Kotoran Puyuh dapat dimanfaatkan sebagai pupuk tanaman sayuran, tanaman lain dan campuran bahan pakan (konsentrat) ternak. Kandungan gizi kotoran Puyuh sangat bervariasa, tergantung ransum, temperatur lingkungan, kandungan air dan cara penyimpanan serta pengolahannya. Kotoran Puyuh dapat diambil setiap hari karena puyuh banyak mengeluarkan kotoran. Pengelolaan kotoran dilakukan dengan mengumpulkan kotoran Puyuh dari dropping board (papan penampung tinja) di setiap unit kandang. Peneliti yang dilakukan oleh Riza ZA, et al dari Balitvet dan IPB ini menghasilakan kesimpulan sebagai berikut. 1) Penyimpana kotoran puyuh selama 6 bulan dapat meningkatkan kadar air,
kalsium klorida (KCL), kalsium (Ca), kalium (K), magnesium (Mg) dan natrium (Na)

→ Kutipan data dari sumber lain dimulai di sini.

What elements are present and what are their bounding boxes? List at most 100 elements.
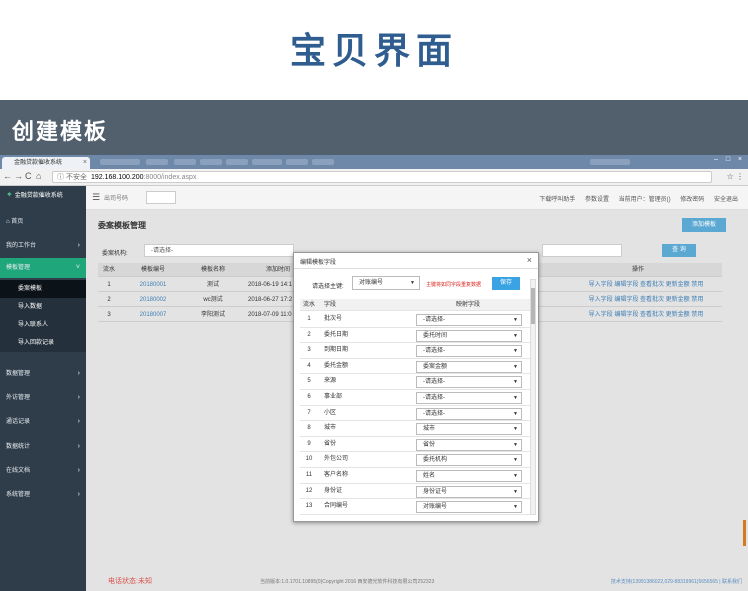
field-name: 外包公司: [324, 456, 349, 463]
sidebar-item-stats[interactable]: 数据统计 ›: [0, 437, 86, 457]
row-index: 11: [305, 472, 313, 478]
mapping-value: -请选择-: [423, 348, 445, 355]
column-header: 模板名称: [200, 267, 225, 273]
map-cell: 身份证号 ▼: [414, 484, 522, 499]
maximize-icon[interactable]: □: [722, 156, 734, 163]
row-index: 13: [305, 503, 313, 510]
download-helper-link[interactable]: 下载呼叫助手: [539, 197, 575, 203]
column-header: 映射字段: [455, 302, 480, 308]
cell-actions[interactable]: 导入字段 编辑字段 查看批次 更新金额 禁用: [576, 308, 716, 322]
mapping-select[interactable]: 城市 ▼: [416, 423, 522, 436]
mapping-row: 9 省份 省份 ▼: [300, 437, 530, 453]
sidebar-item-label: 在线文档: [6, 468, 31, 474]
sidebar-item-data[interactable]: 数据管理 ›: [0, 364, 86, 384]
mapping-table-header: 流水 字段 映射字段: [300, 299, 530, 311]
cell-code[interactable]: 20180007: [128, 308, 178, 322]
cell-actions[interactable]: 导入字段 编辑字段 查看批次 更新金额 禁用: [576, 293, 716, 307]
mapping-select[interactable]: -请选择- ▼: [416, 407, 522, 420]
chevron-right-icon: ›: [77, 443, 80, 450]
modal-scrollbar[interactable]: [530, 279, 536, 515]
mapping-select[interactable]: -请选择- ▼: [416, 376, 522, 389]
sidebar-item-templates[interactable]: 模板管理 ˅: [0, 258, 86, 278]
home-icon[interactable]: ⌂: [36, 171, 47, 181]
sidebar-subitem-import-data[interactable]: 导入数据: [0, 298, 86, 316]
page-title: 委案模板管理: [98, 221, 146, 230]
primary-key-select[interactable]: 对账编号 ▼: [352, 276, 420, 290]
row-index: 12: [305, 487, 313, 494]
back-icon[interactable]: ←: [3, 171, 14, 181]
sidebar: ✦ 金融贷款催收系统 ⌂ 首页 我的工作台 › 模板管理 ˅ 委案模板 导入数据 导入…: [0, 186, 86, 591]
security-indicator[interactable]: ⓘ 不安全: [57, 174, 87, 181]
tab-placeholder: [200, 159, 222, 165]
map-cell: -请选择- ▼: [414, 406, 522, 421]
browser-menu-icon[interactable]: ⋮: [736, 172, 744, 181]
close-window-icon[interactable]: ×: [734, 156, 746, 163]
cell-code[interactable]: 20180002: [128, 293, 178, 307]
hero-title: 宝贝界面: [289, 30, 458, 72]
mapping-row: 5 来源 -请选择- ▼: [300, 374, 530, 390]
field-name: 合同编号: [324, 503, 349, 510]
map-cell: 省份 ▼: [414, 437, 522, 452]
mapping-select[interactable]: -请选择- ▼: [416, 345, 522, 358]
minimize-icon[interactable]: –: [710, 156, 722, 163]
reload-icon[interactable]: C: [25, 171, 36, 181]
row-index: 5: [307, 378, 311, 385]
close-icon[interactable]: ×: [527, 255, 532, 265]
mapping-row: 6 事业部 -请选择- ▼: [300, 390, 530, 406]
sidebar-item-calls[interactable]: 通话记录 ›: [0, 412, 86, 432]
mapping-row: 1 批次号 -请选择- ▼: [300, 312, 530, 328]
query-button[interactable]: 查 询: [662, 244, 696, 257]
change-password-link[interactable]: 修改密码: [680, 197, 704, 203]
cell-actions[interactable]: 导入字段 编辑字段 查看批次 更新金额 禁用: [576, 278, 716, 292]
sidebar-subitem-case-template[interactable]: 委案模板: [0, 280, 86, 298]
mapping-select[interactable]: -请选择- ▼: [416, 392, 522, 404]
scrollbar-thumb[interactable]: [531, 288, 535, 324]
tab-close-icon[interactable]: ×: [83, 157, 87, 169]
caret-down-icon: ▼: [513, 410, 518, 417]
caller-id-input[interactable]: [146, 191, 176, 204]
column-header: 流水: [302, 302, 315, 308]
map-cell: 委案金额 ▼: [414, 359, 522, 374]
footer-support[interactable]: 技术支持(13991386022,029-88319961)5656565 | …: [611, 578, 742, 585]
mapping-select[interactable]: 对账编号 ▼: [416, 501, 522, 514]
browser-tab[interactable]: 金融贷款催收系统 ×: [2, 157, 90, 169]
save-button[interactable]: 保存: [492, 277, 520, 290]
sidebar-subitem-label: 导入回款记录: [18, 340, 55, 346]
logout-link[interactable]: 安全退出: [714, 197, 738, 203]
sidebar-item-workbench[interactable]: 我的工作台 ›: [0, 236, 86, 256]
mapping-select[interactable]: -请选择- ▼: [416, 314, 522, 326]
sidebar-item-visits[interactable]: 外访管理 ›: [0, 388, 86, 408]
settings-link[interactable]: 参数设置: [585, 197, 609, 203]
sidebar-item-system[interactable]: 系统管理 ›: [0, 485, 86, 505]
sidebar-subitem-import-contacts[interactable]: 导入联系人: [0, 316, 86, 334]
mapping-select[interactable]: 委案金额 ▼: [416, 360, 522, 373]
url-input[interactable]: ⓘ 不安全 192.168.100.200:8000/index.aspx: [52, 171, 712, 183]
map-cell: -请选择- ▼: [414, 343, 522, 358]
mapping-select[interactable]: 省份 ▼: [416, 438, 522, 451]
map-cell: -请选择- ▼: [414, 390, 522, 405]
row-index: 9: [307, 440, 311, 447]
mapping-row: 8 城市 城市 ▼: [300, 421, 530, 437]
hero-header: 宝贝界面: [0, 0, 748, 100]
sidebar-item-docs[interactable]: 在线文档 ›: [0, 461, 86, 481]
forward-icon[interactable]: →: [14, 171, 25, 181]
modal-header: 编辑模板字段 ×: [294, 253, 538, 269]
add-template-button[interactable]: 添加模板: [682, 218, 726, 232]
sidebar-subitem-import-payments[interactable]: 导入回款记录: [0, 334, 86, 352]
hamburger-icon[interactable]: ☰: [92, 192, 100, 203]
secondary-filter-input[interactable]: [542, 244, 622, 257]
bookmark-star-icon[interactable]: ☆: [727, 172, 734, 181]
mapping-value: 城市: [423, 426, 436, 433]
mapping-select[interactable]: 姓名 ▼: [416, 470, 522, 482]
sidebar-item-home[interactable]: ⌂ 首页: [0, 212, 86, 232]
field-name: 来源: [324, 378, 337, 385]
cell-name: 测试: [206, 282, 219, 288]
mapping-select[interactable]: 身份证号 ▼: [416, 485, 522, 498]
cell-code[interactable]: 20180001: [128, 278, 178, 292]
field-name: 身份证: [324, 487, 343, 494]
page-edge-marker: [743, 520, 746, 546]
mapping-select[interactable]: 委托机构 ▼: [416, 454, 522, 467]
institution-select[interactable]: -请选择-: [144, 244, 294, 257]
mapping-select[interactable]: 委托时间 ▼: [416, 329, 522, 342]
sidebar-subitem-label: 导入联系人: [18, 322, 49, 328]
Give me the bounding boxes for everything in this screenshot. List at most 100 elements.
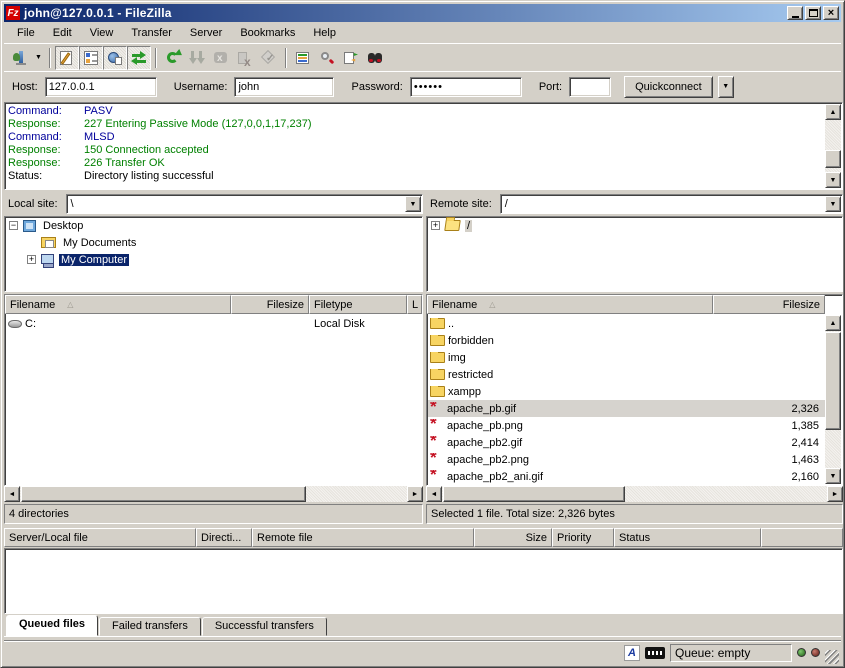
resize-grip[interactable] — [825, 650, 839, 664]
toggle-message-log-button[interactable] — [55, 46, 79, 70]
local-site-combobox[interactable]: \ ▼ — [66, 194, 423, 214]
local-column-filesize[interactable]: Filesize — [231, 295, 309, 314]
minimize-button[interactable] — [787, 6, 803, 20]
remote-vertical-scrollbar[interactable]: ▲ ▼ — [825, 315, 841, 484]
scroll-right-icon[interactable]: ► — [827, 486, 843, 502]
scroll-left-icon[interactable]: ◄ — [4, 486, 20, 502]
disconnect-button[interactable]: x — [233, 46, 257, 70]
speed-limit-icon[interactable] — [645, 647, 665, 659]
dropdown-arrow-icon[interactable]: ▼ — [405, 196, 421, 212]
remote-column-filesize[interactable]: Filesize — [713, 295, 825, 314]
tab-failed-transfers[interactable]: Failed transfers — [99, 617, 201, 636]
menu-bookmarks[interactable]: Bookmarks — [231, 25, 304, 41]
filter-button[interactable] — [291, 46, 315, 70]
reconnect-button[interactable]: ✓ — [257, 46, 281, 70]
scroll-down-icon[interactable]: ▼ — [825, 468, 841, 484]
remote-file-row[interactable]: xampp — [428, 383, 825, 400]
remote-directory-tree: + / — [426, 216, 843, 292]
title-bar[interactable]: Fz john@127.0.0.1 - FileZilla × — [4, 4, 841, 22]
remote-file-row[interactable]: .. — [428, 315, 825, 332]
refresh-button[interactable] — [161, 46, 185, 70]
tree-item-my-documents[interactable]: My Documents — [5, 234, 422, 251]
menu-help[interactable]: Help — [304, 25, 345, 41]
queue-column-size[interactable]: Size — [474, 528, 552, 547]
process-queue-button[interactable] — [185, 46, 209, 70]
remote-file-row-selected[interactable]: *apache_pb.gif2,326 — [428, 400, 825, 417]
scroll-up-icon[interactable]: ▲ — [825, 104, 841, 120]
scroll-up-icon[interactable]: ▲ — [825, 315, 841, 331]
transfer-type-ascii-icon[interactable]: A — [624, 645, 640, 661]
queue-column-remote-file[interactable]: Remote file — [252, 528, 474, 547]
menu-transfer[interactable]: Transfer — [122, 25, 181, 41]
queue-column-direction[interactable]: Directi... — [196, 528, 252, 547]
scroll-down-icon[interactable]: ▼ — [825, 172, 841, 188]
menu-file[interactable]: File — [8, 25, 44, 41]
dropdown-arrow-icon[interactable]: ▼ — [825, 196, 841, 212]
remote-site-combobox[interactable]: / ▼ — [500, 194, 843, 214]
queue-column-server-local-file[interactable]: Server/Local file — [4, 528, 196, 547]
tab-queued-files[interactable]: Queued files — [6, 615, 98, 636]
expand-icon[interactable]: + — [27, 255, 36, 264]
remote-file-row[interactable]: restricted — [428, 366, 825, 383]
scrollbar-thumb[interactable] — [825, 332, 841, 430]
close-button[interactable]: × — [823, 6, 839, 20]
scrollbar-thumb[interactable] — [825, 150, 841, 168]
port-input[interactable] — [569, 77, 611, 97]
file-search-button[interactable] — [315, 46, 339, 70]
username-input[interactable] — [234, 77, 334, 97]
queue-column-priority[interactable]: Priority — [552, 528, 614, 547]
scrollbar-thumb[interactable] — [21, 486, 306, 502]
local-horizontal-scrollbar[interactable]: ◄ ► — [4, 486, 423, 502]
remote-column-filename[interactable]: Filename△ — [427, 295, 713, 314]
toggle-local-tree-button[interactable] — [79, 46, 103, 70]
collapse-icon[interactable]: − — [9, 221, 18, 230]
local-column-last-modified[interactable]: L — [407, 295, 422, 314]
quickconnect-button[interactable]: Quickconnect — [624, 76, 713, 98]
tree-item-desktop[interactable]: − Desktop — [5, 217, 422, 234]
local-column-filetype[interactable]: Filetype — [309, 295, 407, 314]
host-input[interactable] — [45, 77, 157, 97]
remote-file-row[interactable]: *apache_pb2.gif2,414 — [428, 434, 825, 451]
maximize-button[interactable] — [805, 6, 821, 20]
toolbar: ▼ — [4, 43, 841, 71]
toolbar-separator — [285, 48, 287, 68]
directory-comparison-button[interactable] — [339, 46, 363, 70]
toolbar-separator — [155, 48, 157, 68]
site-manager-button[interactable] — [8, 46, 32, 70]
log-vertical-scrollbar[interactable]: ▲ ▼ — [825, 104, 841, 188]
log-line: Status:Directory listing successful — [8, 170, 824, 183]
remote-file-row[interactable]: *apache_pb2.png1,463 — [428, 451, 825, 468]
quickconnect-dropdown[interactable]: ▼ — [718, 76, 734, 98]
tree-item-my-computer[interactable]: + My Computer — [5, 251, 422, 268]
scroll-right-icon[interactable]: ► — [407, 486, 423, 502]
toggle-remote-tree-button[interactable] — [103, 46, 127, 70]
toggle-transfer-queue-button[interactable] — [127, 46, 151, 70]
local-column-filename[interactable]: Filename△ — [5, 295, 231, 314]
queue-column-status[interactable]: Status — [614, 528, 761, 547]
menu-server[interactable]: Server — [181, 25, 231, 41]
remote-file-row[interactable]: *apache_pb2_ani.gif2,160 — [428, 468, 825, 484]
local-file-row[interactable]: C: Local Disk — [6, 315, 421, 332]
remote-file-row[interactable]: img — [428, 349, 825, 366]
site-manager-dropdown[interactable]: ▼ — [32, 46, 45, 70]
remote-status-bar: Selected 1 file. Total size: 2,326 bytes — [426, 504, 843, 524]
queue-list-body[interactable] — [4, 548, 843, 614]
password-input[interactable] — [410, 77, 522, 97]
cancel-button[interactable]: x — [209, 46, 233, 70]
remote-file-row[interactable]: forbidden — [428, 332, 825, 349]
folder-icon — [430, 352, 445, 363]
expand-icon[interactable]: + — [431, 221, 440, 230]
toolbar-separator — [49, 48, 51, 68]
compare-icon — [343, 50, 359, 66]
menu-edit[interactable]: Edit — [44, 25, 81, 41]
username-label: Username: — [174, 81, 228, 93]
scroll-left-icon[interactable]: ◄ — [426, 486, 442, 502]
scrollbar-thumb[interactable] — [443, 486, 625, 502]
remote-horizontal-scrollbar[interactable]: ◄ ► — [426, 486, 843, 502]
tab-successful-transfers[interactable]: Successful transfers — [202, 617, 327, 636]
remote-file-row[interactable]: *apache_pb.png1,385 — [428, 417, 825, 434]
menu-view[interactable]: View — [81, 25, 123, 41]
tree-item-root[interactable]: + / — [427, 217, 842, 234]
queue-column-empty[interactable] — [761, 528, 843, 547]
synchronized-browsing-button[interactable] — [363, 46, 387, 70]
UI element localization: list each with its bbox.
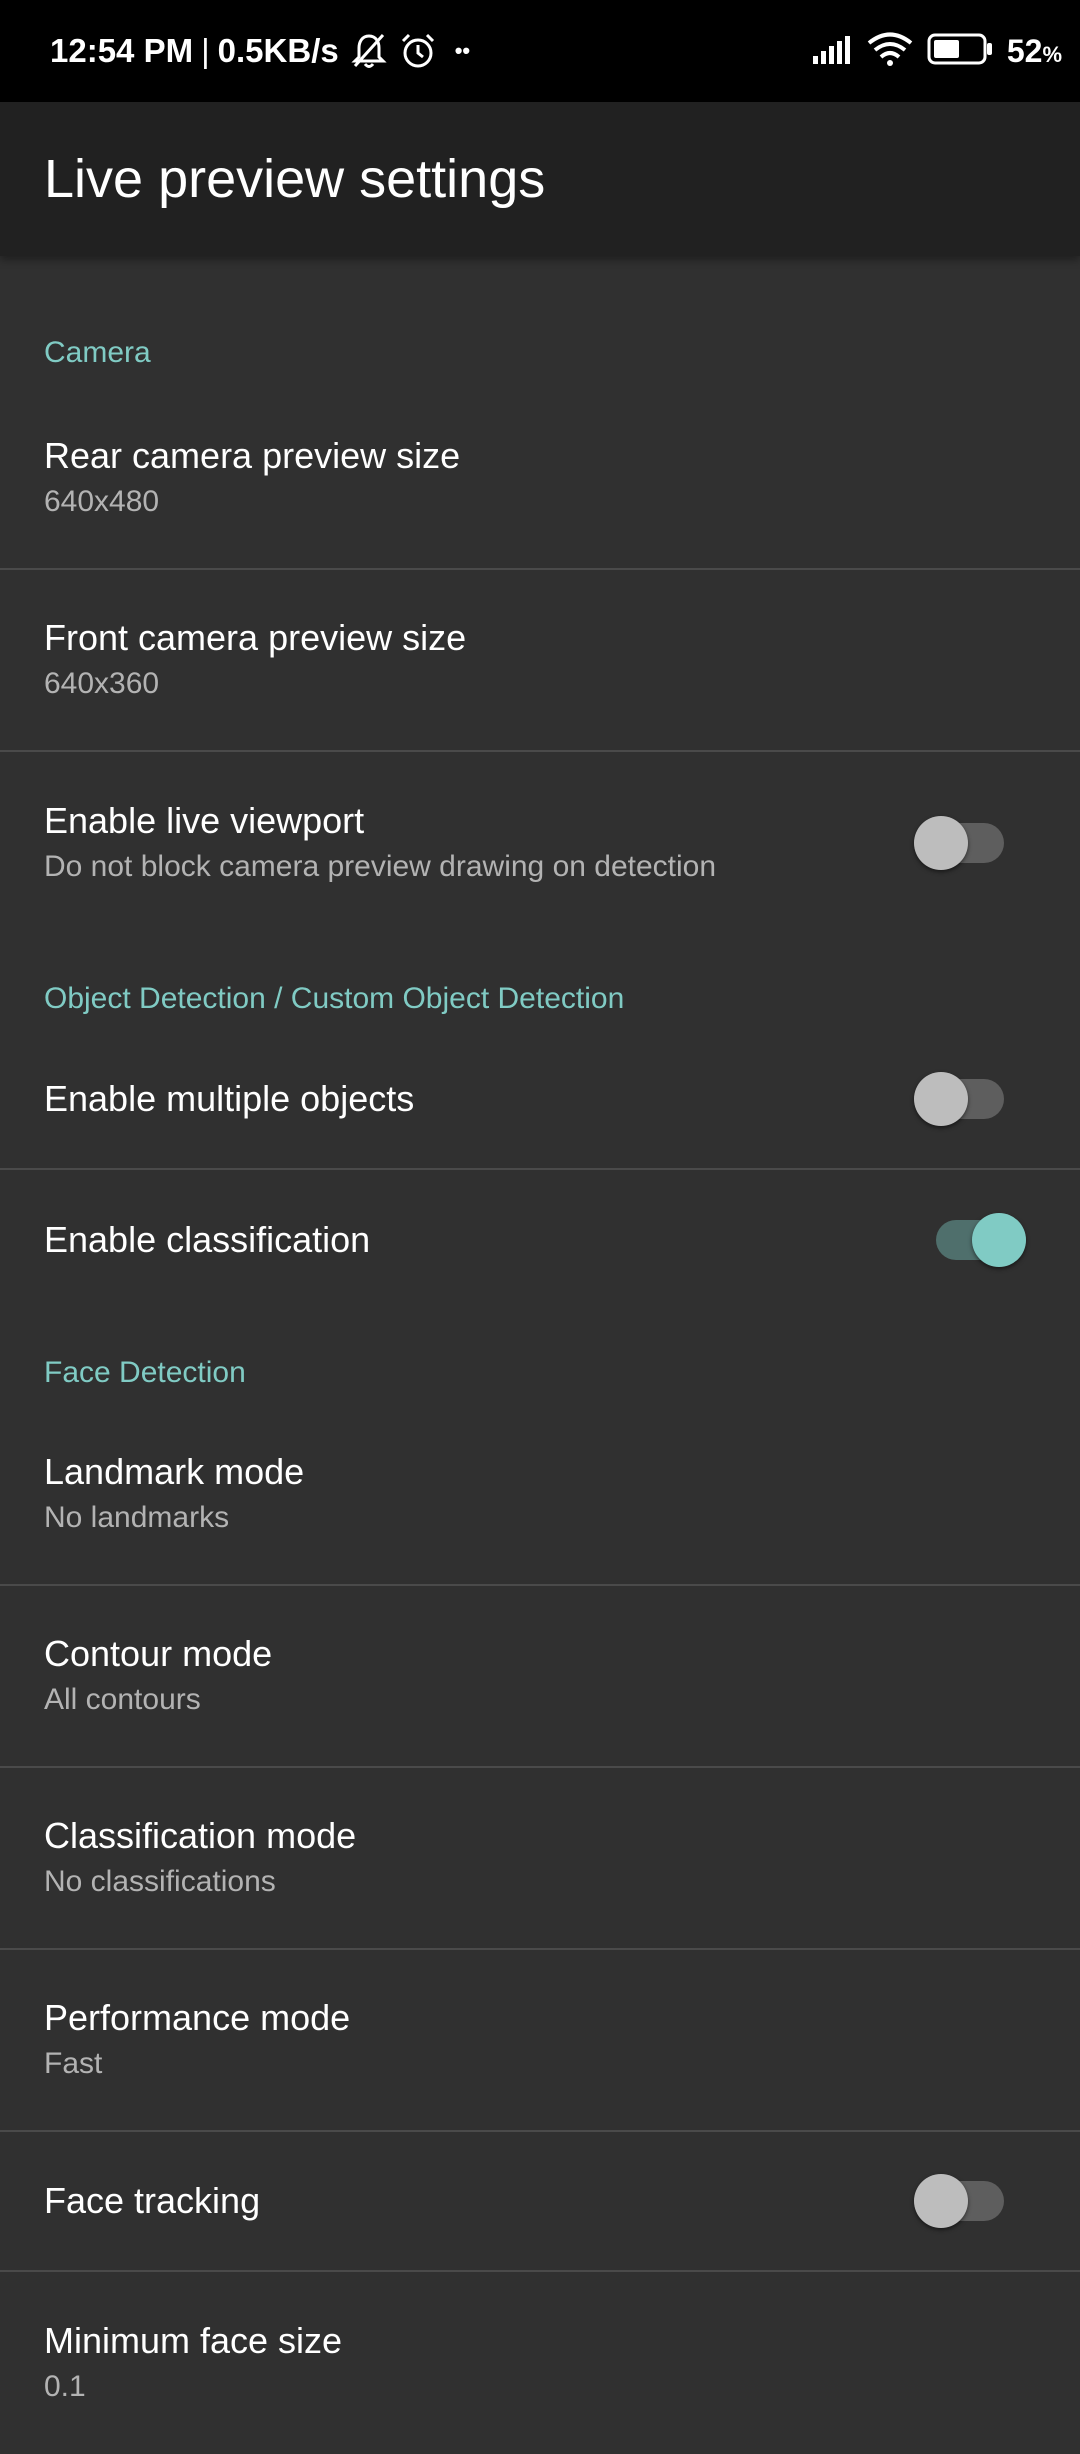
pref-summary: Fast bbox=[44, 2047, 103, 2080]
pref-summary: 640x360 bbox=[44, 667, 160, 700]
pref-title: Rear camera preview size bbox=[44, 435, 461, 476]
pref-classification-mode[interactable]: Classification mode No classifications bbox=[0, 1768, 1080, 1950]
category-face-detection: Face Detection bbox=[44, 1356, 246, 1389]
page-title: Live preview settings bbox=[44, 149, 546, 209]
classification-switch[interactable] bbox=[936, 1213, 1026, 1267]
pref-title: Landmark mode bbox=[44, 1451, 305, 1492]
status-bar-right: 52% bbox=[811, 0, 1062, 102]
face-tracking-switch[interactable] bbox=[914, 2174, 1004, 2228]
pref-summary: 640x480 bbox=[44, 485, 160, 518]
pref-contour-mode[interactable]: Contour mode All contours bbox=[0, 1586, 1080, 1768]
status-time: 12:54 PM bbox=[50, 32, 194, 69]
more-notifications-icon: •• bbox=[454, 38, 471, 63]
bell-off-icon bbox=[351, 32, 387, 70]
multiple-objects-switch[interactable] bbox=[914, 1072, 1004, 1126]
pref-title: Performance mode bbox=[44, 1997, 351, 2038]
signal-icon bbox=[811, 34, 853, 69]
pref-summary: All contours bbox=[44, 1683, 201, 1716]
status-bar-left: 12:54 PM | 0.5KB/s •• bbox=[50, 0, 470, 102]
wifi-icon bbox=[867, 32, 913, 71]
pref-title: Front camera preview size bbox=[44, 617, 467, 658]
status-net-speed: 0.5KB/s bbox=[217, 32, 339, 69]
pref-face-tracking[interactable]: Face tracking bbox=[0, 2132, 1080, 2272]
pref-summary: 0.1 bbox=[44, 2370, 86, 2403]
pref-landmark-mode[interactable]: Landmark mode No landmarks bbox=[0, 1404, 1080, 1586]
battery-percentage: 52% bbox=[1007, 33, 1062, 70]
pref-performance-mode[interactable]: Performance mode Fast bbox=[0, 1950, 1080, 2132]
battery-unit: % bbox=[1042, 41, 1062, 67]
pref-title: Classification mode bbox=[44, 1815, 357, 1856]
settings-list[interactable]: Camera Rear camera preview size 640x480 … bbox=[0, 256, 1080, 2454]
pref-title: Enable classification bbox=[44, 1219, 371, 1260]
status-bar: 12:54 PM | 0.5KB/s •• 52% bbox=[0, 0, 1080, 102]
category-object-detection: Object Detection / Custom Object Detecti… bbox=[44, 982, 625, 1015]
battery-value: 52 bbox=[1006, 32, 1043, 69]
battery-icon bbox=[927, 33, 993, 70]
pref-summary: No classifications bbox=[44, 1865, 276, 1898]
pref-title: Contour mode bbox=[44, 1633, 273, 1674]
pref-enable-classification[interactable]: Enable classification bbox=[0, 1170, 1080, 1310]
pref-enable-multiple-objects[interactable]: Enable multiple objects bbox=[0, 1030, 1080, 1170]
pref-minimum-face-size[interactable]: Minimum face size 0.1 bbox=[0, 2272, 1080, 2454]
pref-front-camera-preview-size[interactable]: Front camera preview size 640x360 bbox=[0, 570, 1080, 752]
pref-rear-camera-preview-size[interactable]: Rear camera preview size 640x480 bbox=[0, 388, 1080, 570]
pref-title: Minimum face size bbox=[44, 2320, 343, 2361]
pref-summary: No landmarks bbox=[44, 1501, 230, 1534]
category-camera: Camera bbox=[44, 336, 151, 369]
app-bar: Live preview settings bbox=[0, 102, 1080, 256]
status-separator: | bbox=[201, 32, 210, 69]
alarm-icon bbox=[399, 32, 437, 70]
pref-enable-live-viewport[interactable]: Enable live viewport Do not block camera… bbox=[0, 752, 1080, 934]
live-viewport-switch[interactable] bbox=[914, 816, 1004, 870]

2) Penyimpanan selama 2 bulan meningkatkan nilai C organik dan N total. 3) Kadar fosfat (P) yang paling besar diperoleh tampa penyimpanan.
Oleh sebab itu, pemanfaatan kotoran puyuh sebagai pupuk tanaman harus memperhatikan lama penyimpanannya agar unsur hara yang diperlukan tersedia secara maksimal (Kafrawi, 2007).
Penambahan pupuk kandang ke dalam tanah disamping bermanfaat bagi tanaman, juga dapat meningkatkan aktivitas dan kompetisi mikro organisme di dalam tanh termasuk penekanannya terhadap penyakit tanaman (Cook dan Baker,
1983: Voland dan Epstein 1994: Hoitink dan fahy, 1986). Menurut Rahardjo et al (1998) bahwa media tanam dari pupuk kandang dicampur dengan tanah, intensitas serangan penyakit rebah semai lebih rendah dibandingkan dengan menggunakan media tanam tanpa perlakuan pupuk kandang (Vandyk, 2007).